La ilusión ya no existe, tu esperanza está bajo mínimos históricos y pareces haber pedido un tiempo muerto para reforzar esa fe que, no hace mucho, andaba descarriada entre los recovecos de una vida tan ocupada.

 

Ahora, te aferras a ella, es tu tabla de salvación para intentar salir a flote y salvar los muebles de una realidad confrontada con tu distante discurso, ese que, sin pelos en la lengua, abusa de la lógica y el sentido común para revertir la situación y confundir al algorítmico vigía que, 24/7, te acecha, controla y acusa ante la policía del pensamiento de la que huían Julia y Winston para evitar caer en las garras de O'Brien y en la habitación de la tortura, la 101, donde sus sueños de libertad eran exterminados por un implacable lavado de cerebro. 

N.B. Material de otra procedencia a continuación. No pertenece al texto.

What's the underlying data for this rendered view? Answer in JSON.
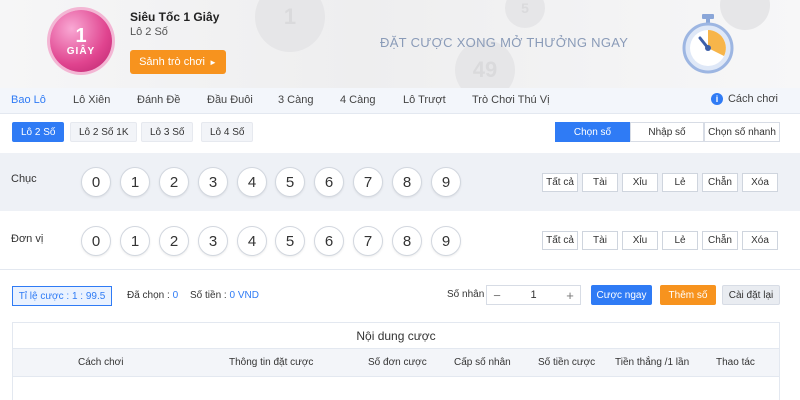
{
  "header": {
    "logo_line1": "1",
    "logo_line2": "GIÂY",
    "title": "Siêu Tốc 1 Giây",
    "subtitle": "Lô 2 Số",
    "lobby_button": "Sảnh trò chơi",
    "lobby_arrow": "►",
    "slogan": "ĐẶT CƯỢC XONG MỞ THƯỞNG NGAY",
    "bg_balls": [
      "49",
      "5",
      "1"
    ]
  },
  "tabs": [
    {
      "label": "Bao Lô",
      "active": true
    },
    {
      "label": "Lô Xiên"
    },
    {
      "label": "Đánh Đề"
    },
    {
      "label": "Đầu Đuôi"
    },
    {
      "label": "3 Càng"
    },
    {
      "label": "4 Càng"
    },
    {
      "label": "Lô Trượt"
    },
    {
      "label": "Trò Chơi Thú Vị"
    }
  ],
  "rules_link": "Cách chơi",
  "subtypes": [
    {
      "label": "Lô 2 Số",
      "active": true
    },
    {
      "label": "Lô 2 Số 1K"
    },
    {
      "label": "Lô 3 Số"
    },
    {
      "label": "Lô 4 Số"
    }
  ],
  "modes": [
    {
      "label": "Chọn số",
      "active": true
    },
    {
      "label": "Nhập số"
    },
    {
      "label": "Chọn số nhanh"
    }
  ],
  "rows": [
    {
      "label": "Chục"
    },
    {
      "label": "Đơn vị"
    }
  ],
  "digits": [
    "0",
    "1",
    "2",
    "3",
    "4",
    "5",
    "6",
    "7",
    "8",
    "9"
  ],
  "quick_buttons": [
    "Tất cả",
    "Tài",
    "Xỉu",
    "Lẻ",
    "Chẵn",
    "Xóa"
  ],
  "bet": {
    "odds": "Tỉ lệ cược : 1 : 99.5",
    "selected_label": "Đã chọn :",
    "selected_value": "0",
    "amount_label": "Số tiền :",
    "amount_value": "0 VND",
    "multiplier_label": "Số nhân :",
    "multiplier_value": "1",
    "minus": "−",
    "plus": "+",
    "bet_now": "Cược ngay",
    "add_number": "Thêm số",
    "reset": "Cài đặt lại"
  },
  "table": {
    "title": "Nội dung cược",
    "columns": [
      "Cách chơi",
      "Thông tin đặt cược",
      "Số đơn cược",
      "Cấp số nhân",
      "Số tiền cược",
      "Tiền thắng /1 lần",
      "Thao tác"
    ]
  },
  "colors": {
    "accent": "#2f7bf5",
    "orange": "#f7931e",
    "logo_pink": "#e0448f"
  }
}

Hoy, esa sala de sufrimiento y dolor es el mundo que te rodea, el aire que no te dejan respirar, el ocio que no puedes disfrutar, las palabras que no puedes decir, el pensamiento que no puedes expresar, los pasos que no puedes dar y, si los das, corres el riesgo de la detención, como el tío de Clarisse en "Fahrenheit 451" ante aquel perplejo Montag acostumbrado a quemar libros y privar de la lectura y el conocimiento a los que no querían ser felices a la fuerza.